Estava tudo bem, até que certo dia a coisa
desandou, foi como o de costume, ele sentou e começou a desenhar e em poucos
segundos estava lá, dentro de sua história, mas desta vez tudo estava estranho,
até então ele tinha o controle sobre aquele lugar, mas aquele dia não foi
assim, ao invés do prazer que sempre era proporcionado pelas poucas horas que
passava em seu mundo ideal, tudo se inverteu, a história começou agir por conta
própria. Seria natural se ele estivesse no nosso mundo, afinal é assim que
vivemos, podemos ter controle sobre nossos atos, mas não temos controle nenhum
sobre os caminhos e desenlaces do destino.

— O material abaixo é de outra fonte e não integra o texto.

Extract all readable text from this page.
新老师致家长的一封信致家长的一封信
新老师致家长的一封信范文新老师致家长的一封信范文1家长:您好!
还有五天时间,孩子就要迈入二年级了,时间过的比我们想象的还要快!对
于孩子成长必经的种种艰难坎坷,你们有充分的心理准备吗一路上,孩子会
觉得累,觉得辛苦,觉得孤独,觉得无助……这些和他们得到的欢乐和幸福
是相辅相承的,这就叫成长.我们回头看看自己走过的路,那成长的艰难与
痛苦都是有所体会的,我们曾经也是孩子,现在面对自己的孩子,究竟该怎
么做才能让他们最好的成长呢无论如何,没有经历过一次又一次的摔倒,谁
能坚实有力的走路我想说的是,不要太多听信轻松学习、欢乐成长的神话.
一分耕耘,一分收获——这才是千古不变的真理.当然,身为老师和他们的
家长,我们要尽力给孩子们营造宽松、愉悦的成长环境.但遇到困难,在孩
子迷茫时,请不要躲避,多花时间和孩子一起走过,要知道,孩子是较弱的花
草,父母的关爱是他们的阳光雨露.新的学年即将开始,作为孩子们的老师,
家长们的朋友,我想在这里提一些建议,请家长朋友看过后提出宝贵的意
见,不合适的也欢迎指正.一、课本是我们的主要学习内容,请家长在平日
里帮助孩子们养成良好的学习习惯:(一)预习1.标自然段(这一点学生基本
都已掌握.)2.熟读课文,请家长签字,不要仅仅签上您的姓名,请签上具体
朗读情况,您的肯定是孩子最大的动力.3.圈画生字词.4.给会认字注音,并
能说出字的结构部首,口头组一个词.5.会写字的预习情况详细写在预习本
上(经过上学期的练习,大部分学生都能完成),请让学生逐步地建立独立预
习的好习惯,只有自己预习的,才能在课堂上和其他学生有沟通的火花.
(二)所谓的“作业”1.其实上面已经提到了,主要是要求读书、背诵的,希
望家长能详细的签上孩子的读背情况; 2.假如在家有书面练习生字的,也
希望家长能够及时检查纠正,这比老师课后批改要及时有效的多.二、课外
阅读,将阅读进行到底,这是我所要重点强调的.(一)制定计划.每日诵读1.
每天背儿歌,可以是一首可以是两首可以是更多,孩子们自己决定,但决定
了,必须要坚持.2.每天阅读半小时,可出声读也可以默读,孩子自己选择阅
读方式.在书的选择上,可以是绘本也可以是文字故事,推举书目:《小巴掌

Pouco a pouco tudo foi se transformando em um
pesadelo tão grande, que passou a ter um horror imenso quando a hora de
trabalhar em sua história se aproximava, não importava onde estivesse, era
absorvido e ficava lá até o horário em que poderia sair de novo, mas tudo foi
piorando, pois estava ficando cada vez mais difícil sair, o tormento
aumentava dia a dia, foi neste momento que ele me chamou e contou-me o que
estava acontecendo, a princípio pensei que meu amigo estava ficando louco, pois
era assim que ele se portava, estava suando e muito aflito, queria contar a
história completa antes que fosse tarde.
Eu
estava sentado bem à frente dele e tudo se passou tão rápido e o horror foi tão
grande, que sinto arrepios e até certa dificuldade em narrar este último
momento, mas já comecei, e não posso abandonar o leitor que atenciosamente
chegou até aqui comigo.
Meu amigo diz que me chamou, pois precisava de
ajuda e não sabia como seria assim que
chegasse a fatídica hora, ele me conta em prantos esta parte da história,
temendo que ao chegar o horário de trabalho tornasse a ser absorvido, queimou
tudo, esvaziou o seu estúdio, não poupou nada, no lugar que antes era
agradavelmente planejado para o seu trabalho estava completamente vazio, no
fundo do seu quintal, tudo estava reduzido a cinzas, ele estava todo sujo e
cheirando a fumaça, passou a madrugada toda, remexendo a fogueira para que sobrasse
só cinzas.
De repente o relógio da igreja começou a badalar, e
ao som de cada badalada meu amigo estremecia, sem saber o que iria acontecer,
eu o acalmei dizendo que era apenas um sonho, fruto de seu cansaço e insatisfação
com tudo, porém quando o sino deu a última badalada, diante de meus olhos meu
amigo começou a desaparecer, e tudo foi tão rápido que a única coisa que ficou na minha memória, foi o olhar dele se
desvanecendo na minha frente, e onde ele estava sentado apareceu um gibi,
fiquei atônito e por alguns segundos nem sequer consegui me mover, respirei
fundo e num gesto brusco me levantei, apanhei a história, e comecei em pé mesmo
a ler com muita voracidade, devorando cada página, e constatando cada detalhe
que ele havia descrito para mim.
Página a página o horror absorvia a história, tal
qual ele disse, tive medo ao virar a última página, mas precisava saber o que
aconteceu...
Lágrimas escorrem da minha face ao ver as últimas
tiras, na primeira; estou desenhado lendo o gibi em pé de frente à cadeira que
meu amigo estava sentado antes de desaparecer, no segundo quadro todo o lugar
estava completamente destruído pelo fogo, um deserto de cinzas sombrio e
desolador, no terceiro quadro, fechei os olhos como se pudesse interromper o
processo, ficando em minha mente apenas um rápido vislumbre da palavra “Fim”. Meu
amigo estava lá preso, batendo na última página como um prisioneiro atrás de um
vidro, com um desespero atroz em seus olhos, tive a esperança de que ao acabar
o horário que ele costumava trabalhar, ele saísse de lá e aparecesse novamente
em minha frente, mas isto não aconteceu, já se passaram dez anos, e todos os dias
eu leio a história, contemplo a página final dividida em três quadros e espero
a última badalado do sino da igreja, na esperança de vê-lo novamente diante de
mim, tentando ignorar completamente que de fato meu amigo foi absorvido pelo “Fim” de sua história “perfeita”.